AI Strategy Briefing (Crabstone)
A Meta AI chat bubble descends on a block of five storefronts signed WhatsApp, Instagram, Facebook, Messenger, and Ray-Ban Meta

For Meta, the Model Was the Easy Part

Meta's first Superintelligence Labs model ships into five consumer surfaces no rival can buy. Brand discovery in consumer AI stopped being a search problem.

Sir John Crabstone

Meta launched Muse Spark on April 8, the first model from its newly formed Superintelligence Labs. By the end of the rollout it will run inside WhatsApp, Instagram, Facebook, Messenger, and Ray-Ban Meta. Rival AI labs have spent a year asking where the next billion users will come from. Meta skipped the question.

The model itself is competent rather than extraordinary. Alexandr Wang’s first release is multimodal and fast, with Instant and Thinking modes and parallel subagents. TechCrunch called it a ground-up overhaul of a stack that had lagged OpenAI. That is the wrong place to look.
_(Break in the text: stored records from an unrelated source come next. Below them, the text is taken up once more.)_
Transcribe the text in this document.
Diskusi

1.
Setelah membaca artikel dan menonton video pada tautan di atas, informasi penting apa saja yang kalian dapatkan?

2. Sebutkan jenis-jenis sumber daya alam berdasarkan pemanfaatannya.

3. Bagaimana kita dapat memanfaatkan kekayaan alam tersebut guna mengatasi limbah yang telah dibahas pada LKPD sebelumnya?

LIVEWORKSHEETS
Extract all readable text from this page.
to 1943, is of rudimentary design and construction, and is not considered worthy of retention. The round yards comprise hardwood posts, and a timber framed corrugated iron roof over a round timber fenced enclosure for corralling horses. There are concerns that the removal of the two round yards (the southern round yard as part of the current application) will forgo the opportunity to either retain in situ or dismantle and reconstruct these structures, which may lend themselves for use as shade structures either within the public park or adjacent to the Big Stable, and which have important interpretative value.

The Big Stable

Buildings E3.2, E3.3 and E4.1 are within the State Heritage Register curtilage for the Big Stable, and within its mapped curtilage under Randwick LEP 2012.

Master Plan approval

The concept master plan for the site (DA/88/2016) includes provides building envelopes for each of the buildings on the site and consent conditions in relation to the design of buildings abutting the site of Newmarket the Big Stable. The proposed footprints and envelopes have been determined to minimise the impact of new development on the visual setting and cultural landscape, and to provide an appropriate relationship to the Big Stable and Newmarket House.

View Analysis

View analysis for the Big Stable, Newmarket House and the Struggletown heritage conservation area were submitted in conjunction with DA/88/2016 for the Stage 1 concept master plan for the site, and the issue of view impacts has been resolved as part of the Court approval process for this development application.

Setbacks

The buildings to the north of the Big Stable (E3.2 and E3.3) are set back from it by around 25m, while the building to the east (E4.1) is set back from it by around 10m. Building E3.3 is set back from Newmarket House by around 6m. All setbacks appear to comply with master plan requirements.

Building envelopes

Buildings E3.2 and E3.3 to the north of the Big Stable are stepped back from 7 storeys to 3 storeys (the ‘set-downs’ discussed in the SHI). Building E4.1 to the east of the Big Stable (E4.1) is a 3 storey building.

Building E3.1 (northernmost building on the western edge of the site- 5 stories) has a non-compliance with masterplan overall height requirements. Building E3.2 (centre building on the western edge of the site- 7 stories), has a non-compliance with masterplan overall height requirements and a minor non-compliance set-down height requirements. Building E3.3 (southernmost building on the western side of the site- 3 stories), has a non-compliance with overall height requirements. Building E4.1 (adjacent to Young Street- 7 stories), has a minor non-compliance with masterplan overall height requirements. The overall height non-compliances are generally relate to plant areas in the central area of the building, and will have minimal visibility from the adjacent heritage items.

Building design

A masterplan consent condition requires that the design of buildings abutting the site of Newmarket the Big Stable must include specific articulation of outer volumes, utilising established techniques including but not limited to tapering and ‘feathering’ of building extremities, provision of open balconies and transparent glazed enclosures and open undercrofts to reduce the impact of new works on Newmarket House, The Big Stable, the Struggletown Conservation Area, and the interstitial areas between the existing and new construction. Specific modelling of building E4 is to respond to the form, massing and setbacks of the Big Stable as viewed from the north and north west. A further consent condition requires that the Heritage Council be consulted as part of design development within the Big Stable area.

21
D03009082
Each of those five surfaces is a monopoly Meta already paid for. WhatsApp alone clears three billion monthly users. Meta AI, ambient across all of them, is now at a billion. No venture round buys that.

Ray-Ban Meta is the oddest entry on the list and the most telling. Every other AI company is still leasing a phone OS or shopping for a headset partner. Meta has frames on shelves today and a model shipping into them next.
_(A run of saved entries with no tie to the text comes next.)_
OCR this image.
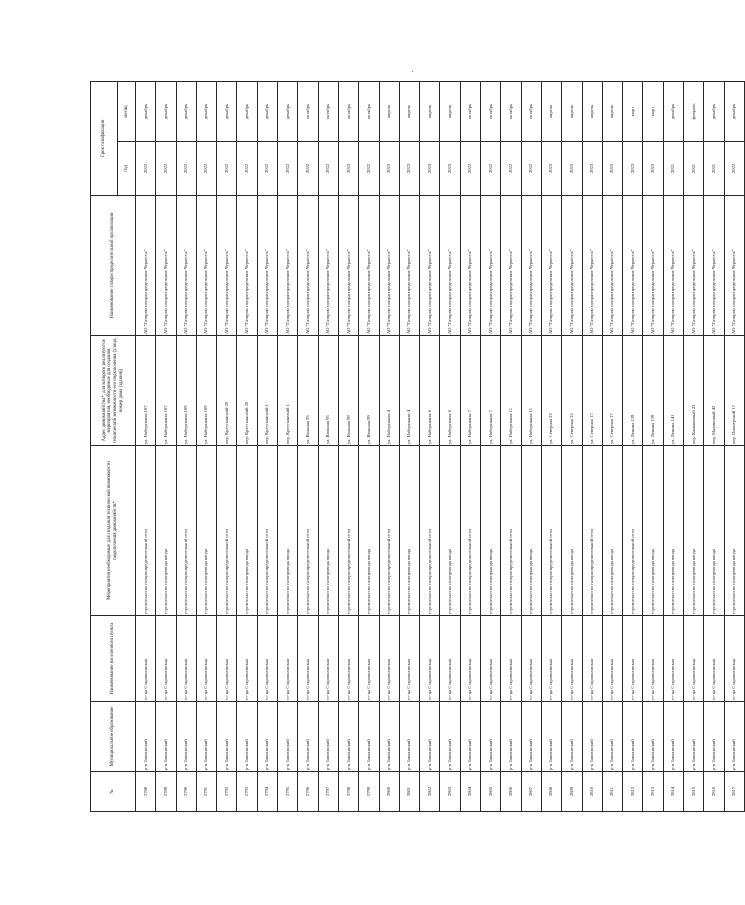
№	Муниципальное образование	Наименование населенного пункта	Мероприятия необходимые для создания технической возможности подключения домохозяйств*	Адрес домохозяйства*, для которого реализуются мероприятия, необходимые для создания технической возможности его подключения (улица, номер дома (здания))	Наименование газораспределительной организации	Срок газификации	
						год	месяц
2788	р-н Заволжский	ст-ца Староволжская	строительство газораспределительной сети	ул. Набережная 107	АО "Газпром газораспределение Черкесск"	2022	декабрь
2789	р-н Заволжский	ст-ца Староволжская	строительство газопровода ввода	ул. Набережная 107	АО "Газпром газораспределение Черкесск"	2022	декабрь
2790	р-н Заволжский	ст-ца Староволжская	строительство газораспределительной сети	ул. Набережная 109	АО "Газпром газораспределение Черкесск"	2022	декабрь
2791	р-н Заволжский	ст-ца Староволжская	строительство газопровода ввода	ул. Набережная 109	АО "Газпром газораспределение Черкесск"	2022	декабрь
2792	р-н Заволжский	ст-ца Староволжская	строительство газораспределительной сети	пер. Крестьянский 20	АО "Газпром газораспределение Черкесск"	2022	декабрь
2793	р-н Заволжский	ст-ца Староволжская	строительство газопровода ввода	пер. Крестьянский 20	АО "Газпром газораспределение Черкесск"	2022	декабрь
2794	р-н Заволжский	ст-ца Староволжская	строительство газораспределительной сети	пер. Крестьянский 1	АО "Газпром газораспределение Черкесск"	2022	декабрь
2795	р-н Заволжский	ст-ца Староволжская	строительство газопровода ввода	пер. Крестьянский 1	АО "Газпром газораспределение Черкесск"	2022	декабрь
2796	р-н Заволжский	ст-ца Староволжская	строительство газораспределительной сети	ул. Вольная 95	АО "Газпром газораспределение Черкесск"	2022	октябрь
2797	р-н Заволжский	ст-ца Староволжская	строительство газопровода ввода	ул. Вольная 95	АО "Газпром газораспределение Черкесск"	2022	октябрь
2798	р-н Заволжский	ст-ца Староволжская	строительство газораспределительной сети	ул. Вольная 99	АО "Газпром газораспределение Черкесск"	2022	октябрь
2799	р-н Заволжский	ст-ца Староволжская	строительство газопровода ввода	ул. Вольная 99	АО "Газпром газораспределение Черкесск"	2022	октябрь
2800	р-н Заволжский	ст-ца Староволжская	строительство газораспределительной сети	ул. Набережная 4	АО "Газпром газораспределение Черкесск"	2023	апрель
2801	р-н Заволжский	ст-ца Староволжская	строительство газопровода ввода	ул. Набережная 4	АО "Газпром газораспределение Черкесск"	2023	апрель
2802	р-н Заволжский	ст-ца Староволжская	строительство газораспределительной сети	ул. Набережная 6	АО "Газпром газораспределение Черкесск"	2023	апрель
2803	р-н Заволжский	ст-ца Староволжская	строительство газопровода ввода	ул. Набережная 6	АО "Газпром газораспределение Черкесск"	2023	апрель
2804	р-н Заволжский	ст-ца Староволжская	строительство газораспределительной сети	ул. Набережная 7	АО "Газпром газораспределение Черкесск"	2022	октябрь
2805	р-н Заволжский	ст-ца Староволжская	строительство газопровода ввода	ул. Набережная 7	АО "Газпром газораспределение Черкесск"	2022	октябрь
2806	р-н Заволжский	ст-ца Староволжская	строительство газораспределительной сети	ул. Набережная 11	АО "Газпром газораспределение Черкесск"	2022	октябрь
2807	р-н Заволжский	ст-ца Староволжская	строительство газопровода ввода	ул. Набережная 11	АО "Газпром газораспределение Черкесск"	2022	октябрь
2808	р-н Заволжский	ст-ца Староволжская	строительство газораспределительной сети	ул. Северная 23	АО "Газпром газораспределение Черкесск"	2023	апрель
2809	р-н Заволжский	ст-ца Староволжская	строительство газопровода ввода	ул. Северная 23	АО "Газпром газораспределение Черкесск"	2023	апрель
2810	р-н Заволжский	ст-ца Староволжская	строительство газораспределительной сети	ул. Северная 17	АО "Газпром газораспределение Черкесск"	2023	апрель
2811	р-н Заволжский	ст-ца Староволжская	строительство газопровода ввода	ул. Северная 17	АО "Газпром газораспределение Черкесск"	2023	апрель
2812	р-н Заволжский	ст-ца Староволжская	строительство газораспределительной сети	ул. Ленина 139	АО "Газпром газораспределение Черкесск"	2023	март
2813	р-н Заволжский	ст-ца Староволжская	строительство газопровода ввода	ул. Ленина 139	АО "Газпром газораспределение Черкесск"	2023	март
2814	р-н Заволжский	ст-ца Староволжская	строительство газопровода ввода	ул. Ленина 141	АО "Газпром газораспределение Черкесск"	2021	декабрь
2815	р-н Заволжский	ст-ца Староволжская	строительство газопровода ввода	пер. Камышовый 22	АО "Газпром газораспределение Черкесск"	2021	февраль
2816	р-н Заволжский	ст-ца Староволжская	строительство газопровода ввода	пер. Малиновый 42	АО "Газпром газораспределение Черкесск"	2021	декабрь
2817	р-н Заволжский	ст-ца Староволжская	строительство газопровода ввода	пер. Пионерский 17	АО "Газпром газораспределение Черкесск"	2022	декабрь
Consider the Shopping mode Meta released alongside the model. Ask Muse Spark what to wear and it does not scrape the open web for a product catalogue. It draws from creators and communities across Meta’s apps — the same storytelling advertisers already buy against.

The recommendation engine’s training signal is the content library Meta is paid to host.
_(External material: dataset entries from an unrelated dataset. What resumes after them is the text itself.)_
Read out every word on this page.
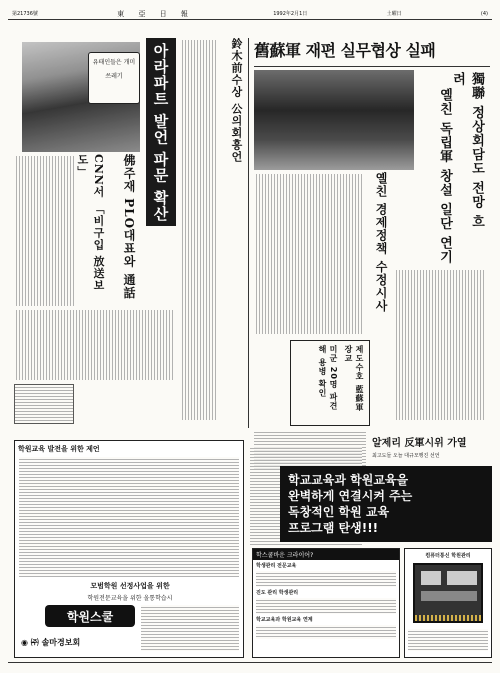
第21736號	東 亞 日 報	1992年2月1日	土曜日	(4)
유태인들은 개미 쓰레기	아라파트 발언 파문 확산
佛주재 PLO대표와 通話
CNN서 「비구입 放送보도」
鈴木前수상 公의회흥언 舊蘇軍 재편 실무협상 실패
獨聯 정상회담도 전망 흐려
옐친 독립軍 창설 일단 연기
옐친 경제정책 수정시사
제도수호 藍蘇軍 장교
미군 20명 파견 해 용병 확인
알제리 反軍시위 가열
최고도들 오늘 대규모행진 선언
학원교육 발전을 위한 제언
모범학원 선정사업을 위한
학원전문교육을 위한 올통학습시
학원스쿨
◉ ㈜ 솔마경보회
학교교육과 학원교육을
완벽하게 연결시켜 주는
독창적인 학원 교육
프로그램 탄생!!!
학스쿨바운 크라이어?
학생관리 전문교육
진도 관리 학생관리
학교교육과 학원교육 연계
컴퓨터통신 학원관리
For a brand, the consequence is administrative. Discovery inside Muse Spark is decided by the creators you already court on Instagram. The posts your communities produce on Facebook close the gap. ChatGPT requires a content strategy aimed at a crawler you will never see. Muse Spark rewards what a competent brand manager was already buying.

Note what Meta did not do. Llama was its gift to the developer economy, released as open weights, free to finetune. Muse Spark is closed, though Meta says it hopes to open-source future versions. The first proprietary Meta model in years is the one that runs inside the apps that sell things.

Consumer AI coverage still treats the model as the contest. It rarely is. Fenty’s beauty advisor landed on WhatsApp for a reason: the surface decides who the customer meets first.

John Lewis paid for distribution twice, plumbing ChatGPT and Gemini into an £800 million overhaul. Meta’s surfaces are where those shoppers already are.